If you’re craving something decadent and elegant, these Creamy Seafood Stuffed Shells are the perfect dish. Jumbo pasta shells are stuffed with a rich mixture of shrimp, crab, and creamy ricotta, then baked in a luscious garlic parmesan cream sauce until bubbly and golden. This recipe is perfect for special occasions or when you want to impress with comfort food that feels gourmet.
🧄 Ingredients
For the Stuffed Shells:
- 20 jumbo pasta shells
- 1 cup cooked shrimp, chopped
- 1 cup lump crab meat (fresh or canned, drained)
- 1 cup ricotta cheese
- ½ cup shredded mozzarella cheese
- ¼ cup grated parmesan cheese
- 1 egg
- 2 tablespoons fresh parsley, chopped
- 1 teaspoon Old Bay seasoning (or seafood seasoning of choice)

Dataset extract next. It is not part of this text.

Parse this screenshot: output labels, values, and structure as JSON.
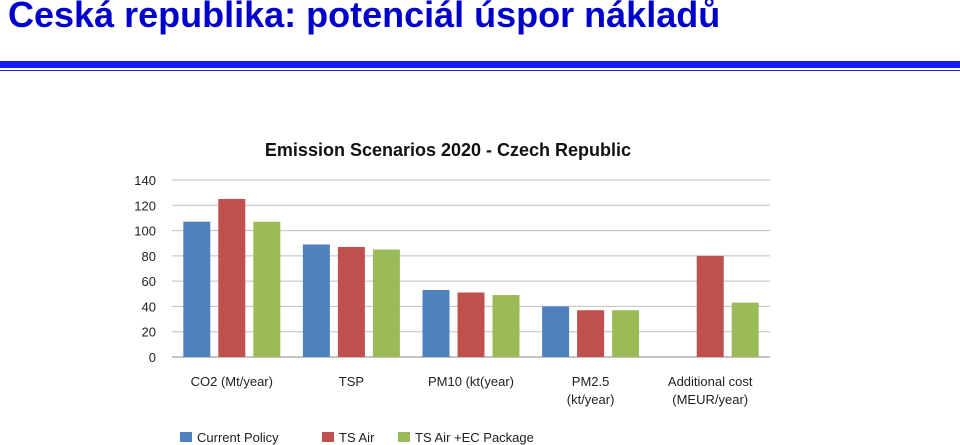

- Salt and pepper, to taste
For the Cream Sauce:
- 2 tablespoons butter
- 3 cloves garlic, minced
- 2 tablespoons all-purpose flour
- 1½ cups half-and-half or heavy cream
- ½ cup grated parmesan cheese
- Salt and pepper, to taste
- Optional: pinch of crushed red pepper flakes for a hint of heat
👩🍳 Instructions
- Preheat oven to 375°F (190°C). Lightly grease a 9×13-inch baking dish.
- Cook pasta shells in salted water until al dente. Drain and set aside to cool slightly.
- Prepare the filling:
In a bowl, mix chopped shrimp, crab meat, ricotta, mozzarella, parmesan, egg, parsley, Old Bay, salt, and pepper. Stir until well combined. - Make the cream sauce:
In a saucepan, melt butter over medium heat. Add garlic and cook for 1 minute. Stir in flour and cook for another minute. Slowly whisk in cream and bring to a simmer. Add parmesan cheese and stir until thickened and smooth. Season with salt, pepper, and red pepper flakes if using. - Assemble the shells:
Spoon seafood filling into each shell and place them in the prepared baking dish. - Pour sauce over the shells, covering generously. Sprinkle with extra mozzarella or parmesan, if desired.
- Bake uncovered for 25–30 minutes, until hot and bubbly. Broil the top for 1–2 minutes for a golden finish.
- Garnish with parsley and serve hot.
💡 Tips
- Use pre-cooked seafood to save time—just chop finely and drain well.
- Don’t overcook the shells, as they’ll bake further in the oven.
- Use a piping bag or spoon to neatly fill the shells.
- Let the dish sit for 5–10 minutes after baking for easier serving.
🔁 Variations & Substitutions
- Swap ricotta for cream cheese for extra richness.
- Use scallops or lobster for an elevated seafood twist.
- Make it spicy: Add cayenne pepper or chopped jalapeños to the filling.
- Gluten-free: Use GF shells and swap flour for cornstarch in the sauce.
❓ FAQs
Can I use frozen seafood?
Yes, just thaw it completely and pat dry to avoid excess moisture in the filling.
Can I prepare this ahead of time?
Yes! Assemble the dish, cover tightly, and refrigerate for up to 24 hours before baking.
Can I freeze it?
Absolutely. Freeze before or after baking. Thaw overnight in the fridge before reheating.
What can I substitute for crab meat?
You can use all shrimp, imitation crab, or even flaked white fish like cod or tilapia.
🍽️ Serving Suggestions
- Pair with a crisp green salad or garlic bread for a complete meal.
- Serve with a glass of chilled white wine like Chardonnay or Sauvignon Blanc.
- Add steamed broccoli or asparagus for a pop of color and balance.
- Serve family-style with extra parmesan and fresh herbs on top.